ISIS Genocide: Iraq Terror Group Beheads
Christians, Displaces Hundreds Of Thousands

INQUISITR | August 9, 2014

Persecuted Christians in IraqISIS persecution of Christians in Iraq amounts to genocide, religious leader are claiming as the terror group captured Iraq's largest Christian city and forced tens of thousands to flee for their lives.

Archbishop Athanasius Toma Dawod of the Syriac Orthodox church said the way ISIS is targeting Christians — telling them to either convert to Islam or be killed — is nothing less than genocide.

"Now we consider it genocide — ethnic cleansing," he said. "They are killing our people in the name of Allah and telling people that anyone who kills a Christian will go straight to heaven: that is their message. They have burned churches; they have burned very old books. They have damaged our crosses and statues of the Virgin Mary. They are occupying our churches and converting them into mosques."

Archbishop Dawod leads the Syriac Orthodox church in England, and is asking the UK government to take in refugees from the ISIS violence.

His report bolsters other claims that ISIS is engaging in genocide against the Christian community. There have been reports of ISIS fighters killing Christians and even beheading children.

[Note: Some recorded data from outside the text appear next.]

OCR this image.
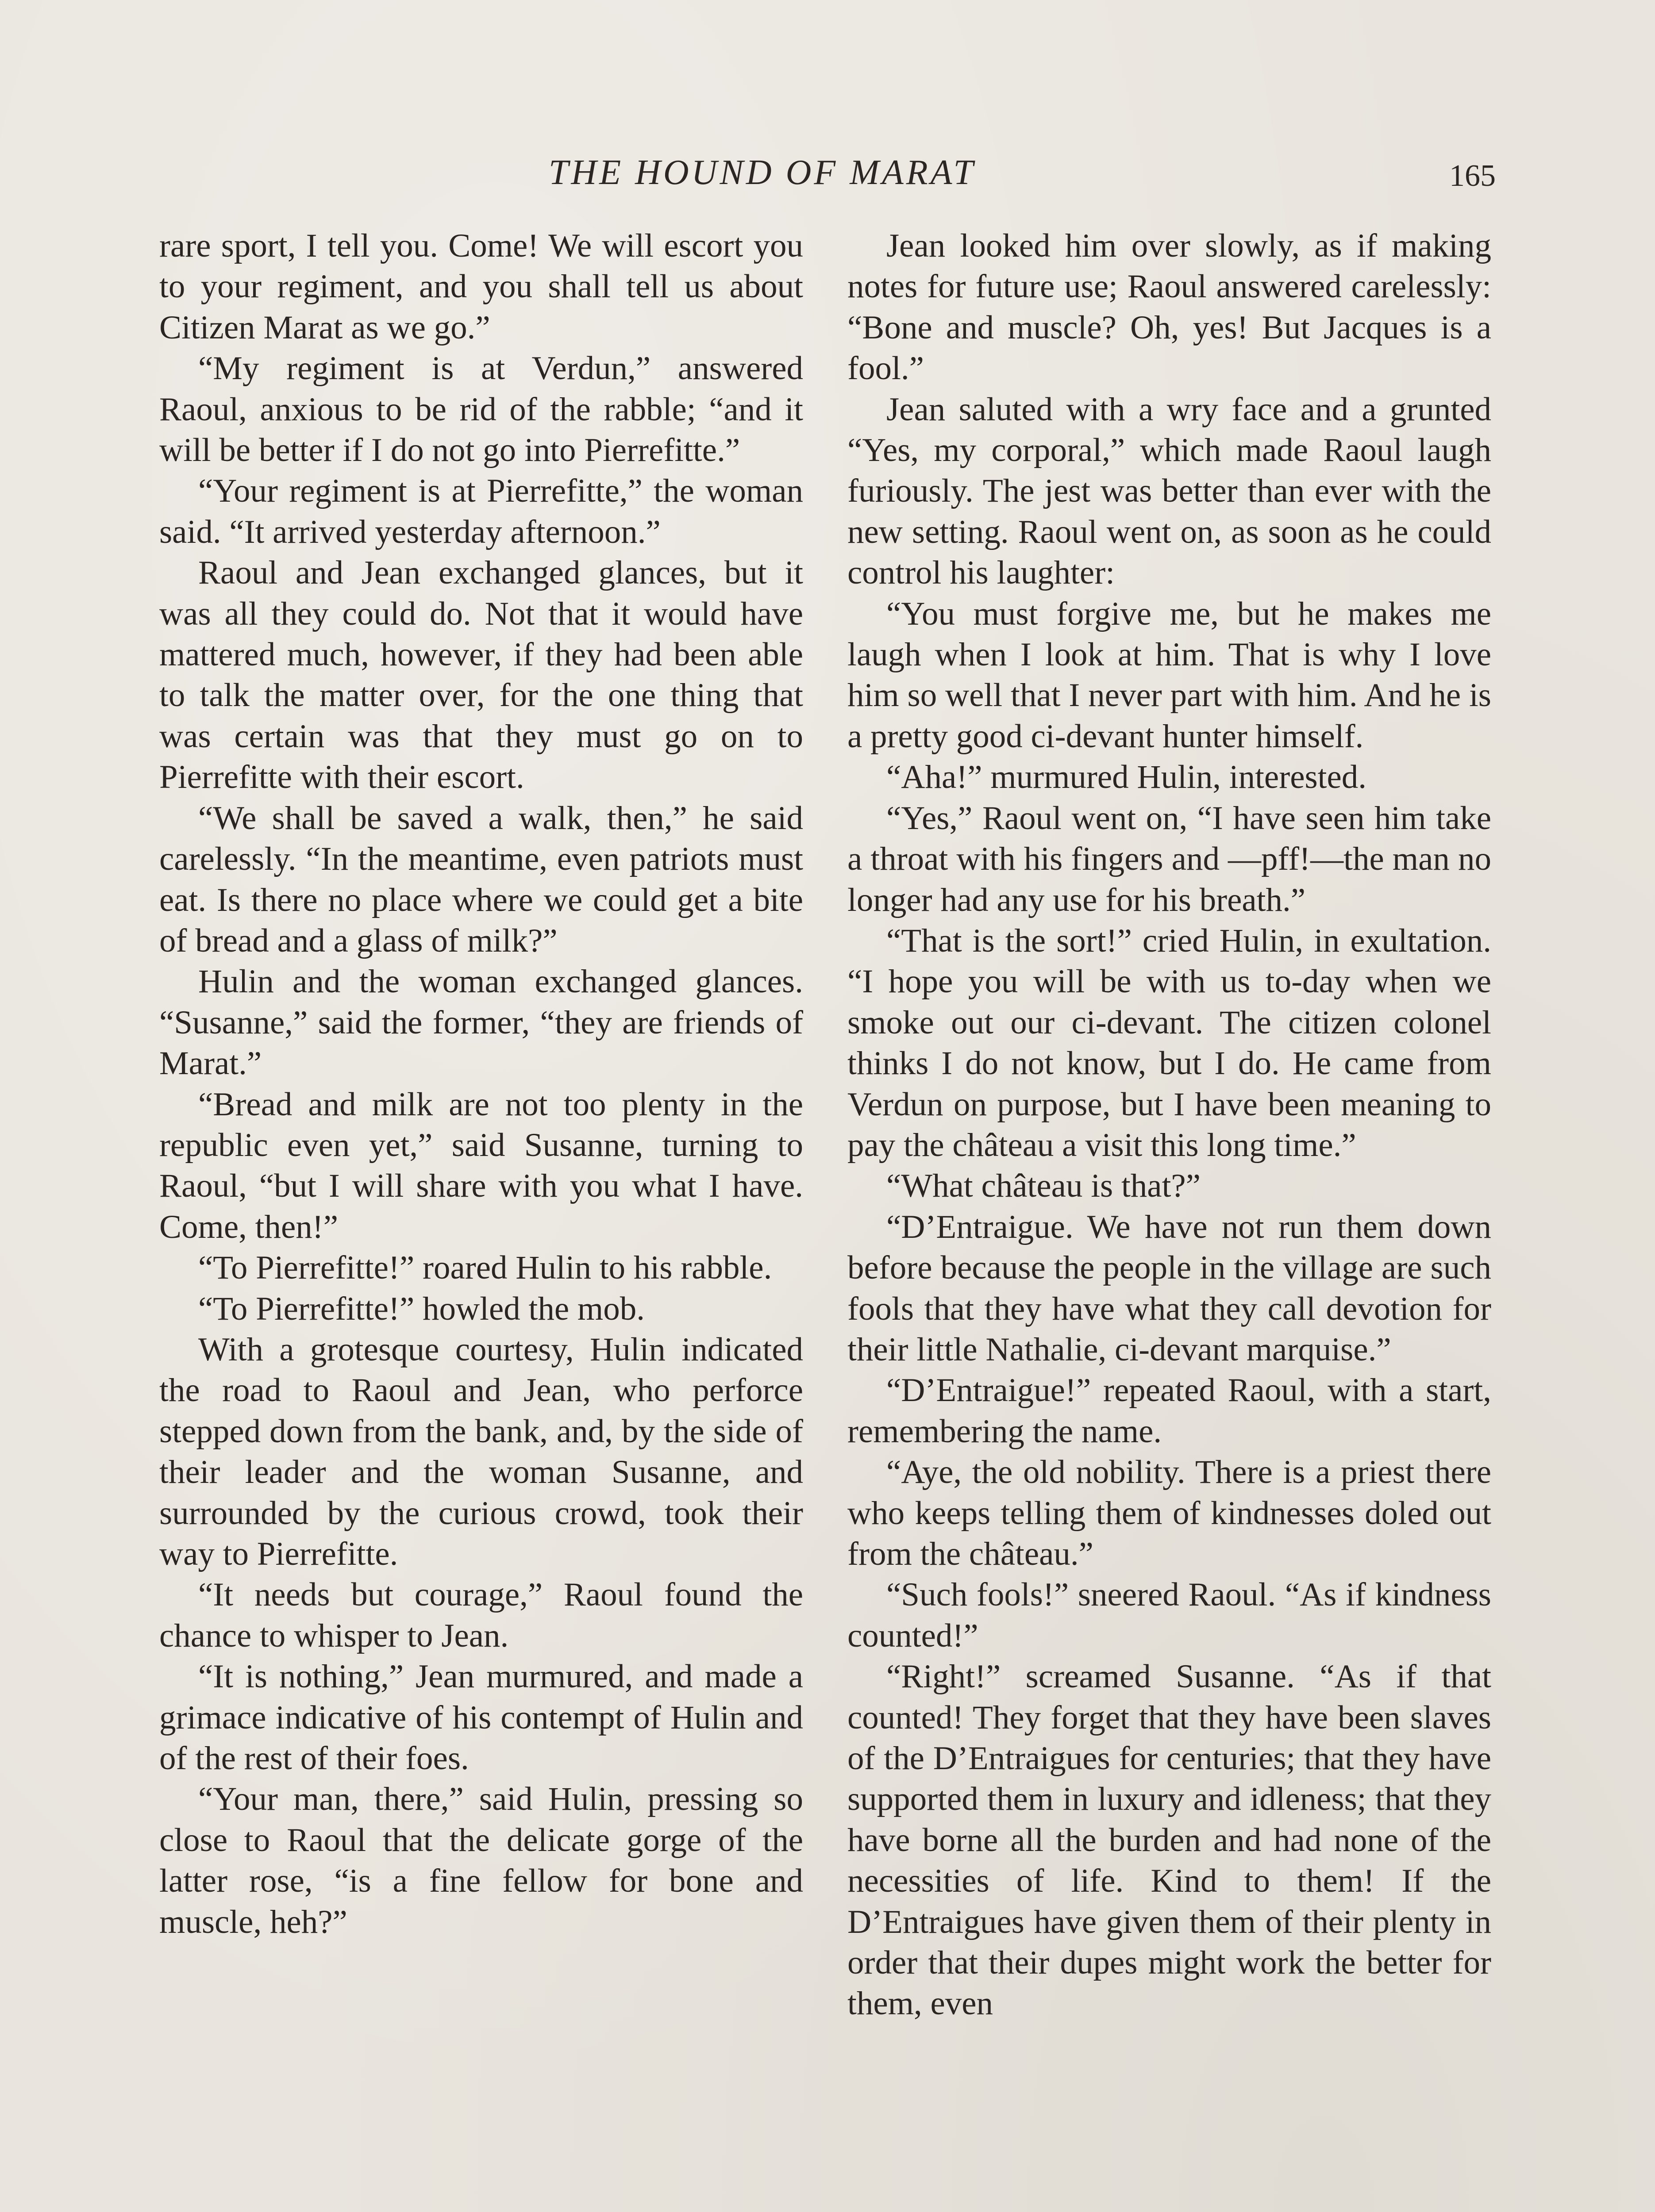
THE HOUND OF MARAT	165

rare sport, I tell you. Come! We will escort you to your regiment, and you shall tell us about Citizen Marat as we go.”

“My regiment is at Verdun,” answered Raoul, anxious to be rid of the rabble; “and it will be better if I do not go into Pierrefitte.”

“Your regiment is at Pierrefitte,” the woman said. “It arrived yesterday afternoon.”

Raoul and Jean exchanged glances, but it was all they could do. Not that it would have mattered much, however, if they had been able to talk the matter over, for the one thing that was certain was that they must go on to Pierrefitte with their escort.

“We shall be saved a walk, then,” he said carelessly. “In the meantime, even patriots must eat. Is there no place where we could get a bite of bread and a glass of milk?”

Hulin and the woman exchanged glances. “Susanne,” said the former, “they are friends of Marat.”

“Bread and milk are not too plenty in the republic even yet,” said Susanne, turning to Raoul, “but I will share with you what I have. Come, then!”

“To Pierrefitte!” roared Hulin to his rabble.

“To Pierrefitte!” howled the mob.

With a grotesque courtesy, Hulin indicated the road to Raoul and Jean, who perforce stepped down from the bank, and, by the side of their leader and the woman Susanne, and surrounded by the curious crowd, took their way to Pierrefitte.

“It needs but courage,” Raoul found the chance to whisper to Jean.

“It is nothing,” Jean murmured, and made a grimace indicative of his contempt of Hulin and of the rest of their foes.

“Your man, there,” said Hulin, pressing so close to Raoul that the delicate gorge of the latter rose, “is a fine fellow for bone and muscle, heh?”

Jean looked him over slowly, as if making notes for future use; Raoul answered carelessly: “Bone and muscle? Oh, yes! But Jacques is a fool.”

Jean saluted with a wry face and a grunted “Yes, my corporal,” which made Raoul laugh furiously. The jest was better than ever with the new setting. Raoul went on, as soon as he could control his laughter:

“You must forgive me, but he makes me laugh when I look at him. That is why I love him so well that I never part with him. And he is a pretty good ci-devant hunter himself.

“Aha!” murmured Hulin, interested.

“Yes,” Raoul went on, “I have seen him take a throat with his fingers and —pff!—the man no longer had any use for his breath.”

“That is the sort!” cried Hulin, in exultation. “I hope you will be with us to-day when we smoke out our ci-devant. The citizen colonel thinks I do not know, but I do. He came from Verdun on purpose, but I have been meaning to pay the château a visit this long time.”

“What château is that?”

“D’Entraigue. We have not run them down before because the people in the village are such fools that they have what they call devotion for their little Nathalie, ci-devant marquise.”

“D’Entraigue!” repeated Raoul, with a start, remembering the name.

“Aye, the old nobility. There is a priest there who keeps telling them of kindnesses doled out from the château.”

“Such fools!” sneered Raoul. “As if kindness counted!”

“Right!” screamed Susanne. “As if that counted! They forget that they have been slaves of the D’Entraigues for centuries; that they have supported them in luxury and idleness; that they have borne all the burden and had none of the necessities of life. Kind to them! If the D’Entraigues have given them of their plenty in order that their dupes might work the better for them, even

Patriarch Louis Sako, leader of the Chaldean Catholic church in Iraq, noted that 100,000 Christians have been forced from their homes in the Nineveh plains, where the nation's largest Christian city was captured.

"They fled their villages and houses [with] nothing but… the clothes on their backs," he said in a statement to the charity Aid to the Church in Need. "[It is] an exodus, a real via crucis; Christians are walking on foot in Iraq's searing summer heat towards the Kurdish cities of Irbil, Duhok and Soulaymiyia, the sick, the elderly, infants and pregnant women among them. They are facing a human catastrophe and risk a real genocide."

But now the United States has started to take action to stop the ISIS genocide, which targets not only Christians but other religious minorities and even Muslims who do not share the beliefs of the strict Salafi Wahabi terrorists. The U.S. launched a wave of airstrikes against ISIS targets to support Kurdish forces defending Erbil.

A second wave of airstrikes reportedly hit a convoy of vehicles close to the capital of the autonomous Kurdish region.

But the ISIS genocide has still created problems in the region, with a reported 200,000 refugees now seeking a place to live and facing shortages of food and water.